Today I realized that the young person that I started mentoring in music might change churches. I am not against her going to another church, because I have no longer any real attachment to her. She was selfish as a mentee, but teenagers are selfish in nature in respect to mentorship and adoptive family relationships. I know that I was. She showed that she was willing to do anything, moral or immoral, to get what she wanted and wasn’t willing to go through any process to become a musician. I feel that I didn’t get any real support from the leaders around me that interacted with her (like the co-pastor incident, where he and his daughter wanted to take me out of the drums so that this young person could play by force). The only one that showed some positive attitude was my Pastor (which surprised me more than anything).
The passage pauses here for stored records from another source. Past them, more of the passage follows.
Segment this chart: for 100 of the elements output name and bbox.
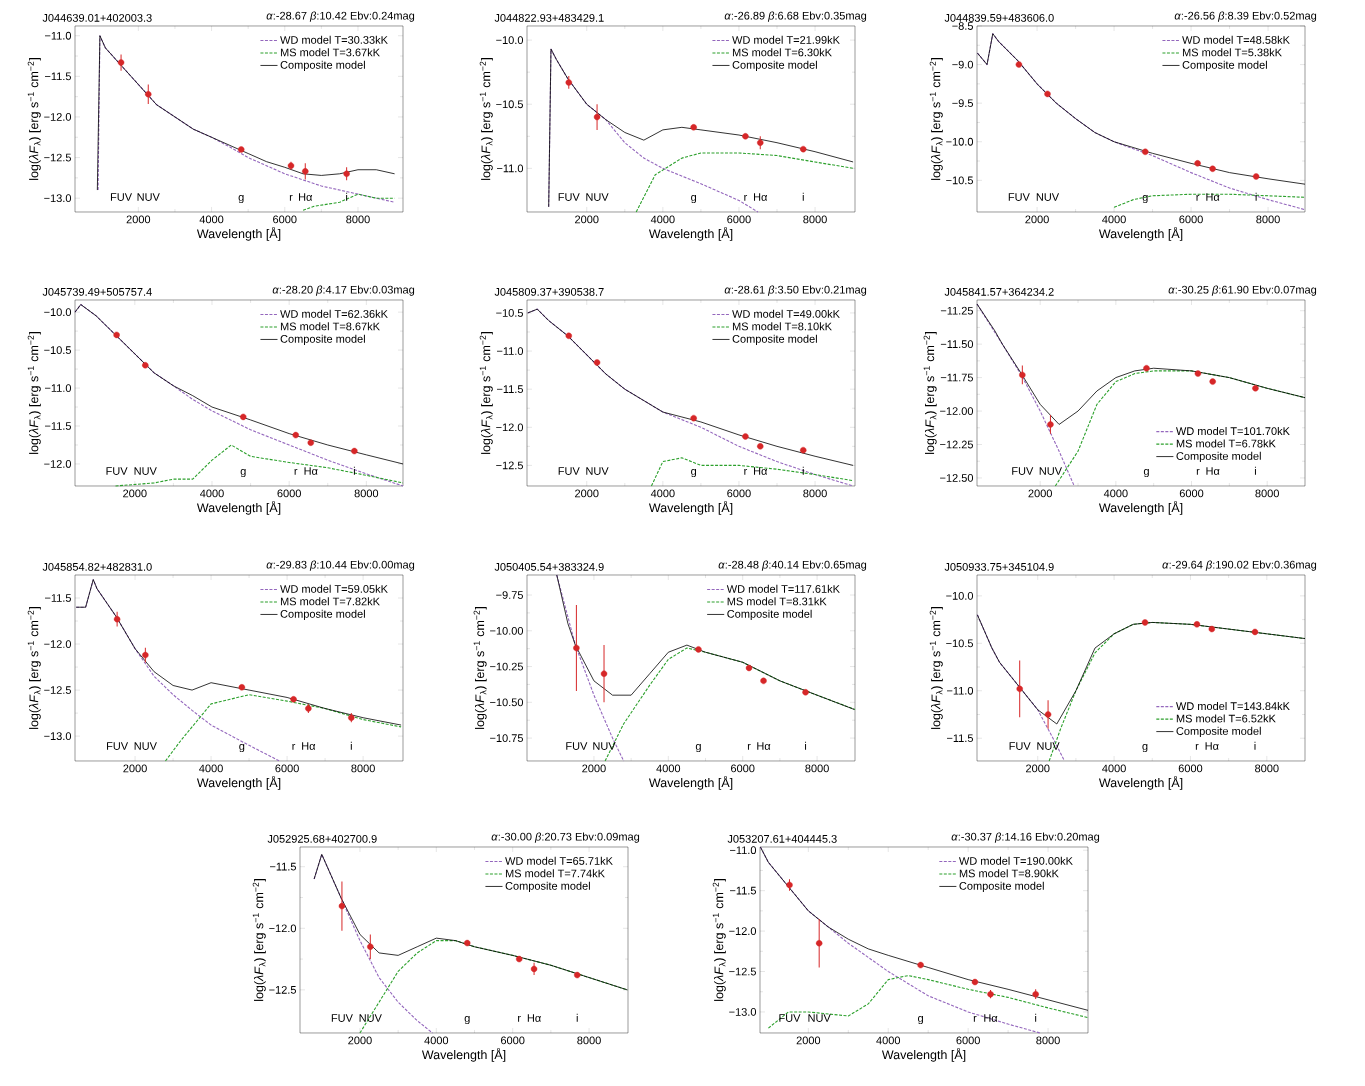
annotation: r xyxy=(744,468,748,475)
point xyxy=(593,113,601,121)
x-tick-label: 6000 xyxy=(273,215,297,224)
y-tick-label: −11.0 xyxy=(45,31,72,40)
point xyxy=(117,59,125,66)
annotation: NUV xyxy=(134,742,157,750)
annotation: i xyxy=(802,466,804,475)
annotation: r xyxy=(744,194,748,201)
y-tick-label: −12.0 xyxy=(44,640,72,648)
chart-subtitle: α:-29.64 β:190.02 Ebv:0.36mag xyxy=(1162,560,1317,571)
legend-label: WD model T=143.84kK xyxy=(1175,701,1290,710)
legend-label: WD model T=101.70kK xyxy=(1175,426,1290,435)
point xyxy=(145,91,152,98)
annotation: i xyxy=(576,1013,578,1022)
chart-subtitle: α:-30.37 β:14.16 Ebv:0.20mag xyxy=(951,832,1100,843)
y-tick-label: −12.5 xyxy=(44,686,71,694)
y-tick-label: −11.0 xyxy=(45,384,72,392)
legend-label: WD model T=65.71kK xyxy=(505,856,613,865)
legend-label: MS model T=6.30kK xyxy=(732,48,832,57)
annotation: NUV xyxy=(586,193,609,201)
point xyxy=(113,615,121,623)
y-tick-label: −12.00 xyxy=(940,407,974,415)
x-tick-label: 2000 xyxy=(575,489,599,498)
annotation: i xyxy=(1035,1013,1037,1022)
annotation: Hα xyxy=(757,742,771,750)
x-tick-label: 4000 xyxy=(1103,489,1128,498)
annotation: NUV xyxy=(1039,467,1062,475)
x-tick-label: 6000 xyxy=(275,764,299,773)
annotation: Hα xyxy=(1206,467,1220,475)
point xyxy=(1019,371,1026,379)
annotation: g xyxy=(238,194,244,204)
y-tick-label: −10.50 xyxy=(490,698,524,707)
legend-label: MS model T=3.67kK xyxy=(280,48,380,57)
legend-label: WD model T=49.00kK xyxy=(732,309,840,318)
x-tick-label: 4000 xyxy=(656,764,681,773)
legend-label: MS model T=8.90kK xyxy=(959,869,1059,878)
legend-label: MS model T=6.52kK xyxy=(1176,714,1276,723)
chart-subtitle: α:-28.67 β:10.42 Ebv:0.24mag xyxy=(266,11,415,22)
chart-title: J050933.75+345104.9 xyxy=(944,563,1054,571)
y-tick-label: −12.0 xyxy=(44,113,72,121)
annotation: FUV xyxy=(106,467,128,475)
annotation: NUV xyxy=(359,1014,382,1022)
y-tick-label: −11.50 xyxy=(940,340,974,349)
y-tick-label: −12.5 xyxy=(496,461,523,470)
x-tick-label: 8000 xyxy=(354,489,379,498)
x-tick-label: 8000 xyxy=(1255,764,1279,773)
chart-title: J045854.82+482831.0 xyxy=(42,563,152,571)
legend-label: MS model T=8.31kK xyxy=(727,597,827,606)
x-tick-label: 8000 xyxy=(346,215,370,224)
y-tick-label: −11.0 xyxy=(947,686,974,695)
annotation: r xyxy=(747,743,751,750)
x-tick-label: 2000 xyxy=(796,1036,821,1045)
y-tick-label: −13.0 xyxy=(44,194,72,203)
legend-label: WD model T=30.33kK xyxy=(280,35,388,44)
annotation: NUV xyxy=(1036,193,1060,201)
x-axis-title: Wavelength [Å] xyxy=(1098,501,1183,515)
x-axis-title: Wavelength [Å] xyxy=(196,501,281,515)
y-tick-label: −10.0 xyxy=(946,137,974,146)
x-tick-label: 8000 xyxy=(351,764,375,773)
chart-title: J045809.37+390538.7 xyxy=(494,288,604,296)
annotation: FUV xyxy=(558,193,580,201)
annotation: g xyxy=(240,468,246,478)
annotation: r xyxy=(1196,194,1200,201)
y-tick-label: −10.5 xyxy=(44,346,71,354)
annotation: Hα xyxy=(984,1014,998,1022)
y-tick-label: −11.5 xyxy=(730,886,756,895)
annotation: NUV xyxy=(1037,742,1060,750)
annotation: r xyxy=(292,743,296,750)
x-tick-label: 4000 xyxy=(1102,764,1126,773)
annotation: g xyxy=(1142,194,1148,204)
y-tick-label: −11.5 xyxy=(45,72,71,81)
x-tick-label: 6000 xyxy=(727,215,751,224)
legend-label: WD model T=48.58kK xyxy=(1182,35,1290,44)
y-tick-label: −10.5 xyxy=(496,309,523,317)
annotation: Hα xyxy=(304,467,318,475)
x-tick-label: 2000 xyxy=(348,1036,372,1045)
annotation: Hα xyxy=(527,1014,541,1022)
annotation: i xyxy=(1254,741,1256,750)
annotation: Hα xyxy=(299,193,313,201)
y-tick-label: −13.0 xyxy=(729,1008,757,1016)
chart-subtitle: α:-29.83 β:10.44 Ebv:0.00mag xyxy=(266,560,415,571)
annotation: r xyxy=(294,468,298,475)
chart-title: J044822.93+483429.1 xyxy=(494,14,604,22)
annotation: g xyxy=(1142,743,1148,753)
annotation: Hα xyxy=(1205,742,1219,750)
x-tick-label: 2000 xyxy=(126,215,151,224)
legend-label: WD model T=59.05kK xyxy=(280,584,388,593)
annotation: FUV xyxy=(566,742,588,750)
annotation: FUV xyxy=(331,1014,353,1022)
annotation: g xyxy=(918,1015,923,1025)
x-tick-label: 4000 xyxy=(199,215,224,224)
annotation: Hα xyxy=(1206,193,1220,201)
y-tick-label: −11.0 xyxy=(730,846,757,855)
annotation: i xyxy=(346,192,348,201)
annotation: FUV xyxy=(1012,467,1034,475)
legend-label: MS model T=7.82kK xyxy=(280,597,380,606)
point xyxy=(338,902,346,910)
x-tick-label: 8000 xyxy=(1256,215,1280,224)
x-axis-title: Wavelength [Å] xyxy=(196,227,281,241)
x-tick-label: 8000 xyxy=(577,1036,601,1045)
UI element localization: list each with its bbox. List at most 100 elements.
This meant that in the last year whatever I did had no significant effect on her or the church culture. As a result of all this, I felt distance and felt that the mentorship could come to a premature end.
I know that God put in me responsibility for her progress in music under the context of mentorship, but I feel that once she moves churches my responsibility is over. I am aware of the real possibility that I am down a mentee. In hindsight, I tried to make things right. Whatever I did din’t work to the extent that I wanted to. I couldn’t fix things in time. I stopped being consistent as a effect of the sour taste that the co-pastor incident left in my mouth. I felt that it was better if I stopped doing anything to facilitate her becoming a musician because no one seemed to want that without taking me out of music. I felt that she was already to far gone for me to step in again.
Nothing about whether she will stop being a part of my church has been confirmed; it’s just suspected. Because I have a bit more knowledge than the average Christian in my church with respect to mentoring, I know that I shouldn’t allow for the moment of her parting without doing some closure-like interaction. Yet, I don’t know whether she’ll be up for it and I don’t think that it will have the desired effect. I want this interaction to be a review of what she learned, what happened right and what happened wrong, how could things be better in the future, and provide a sort of guidance to a path to take from there on. Because nothing in this mentorship was that structured, I worry that the idea that I have will not be taken as the attempt to close the mentorship appropriately but will be taken as a aggressive act. I know what is right, but I fear it being a failure.
Maybe the problem is my attitude. This is going on in my mind. No where else. I just have to wait and look at it from a different perspective.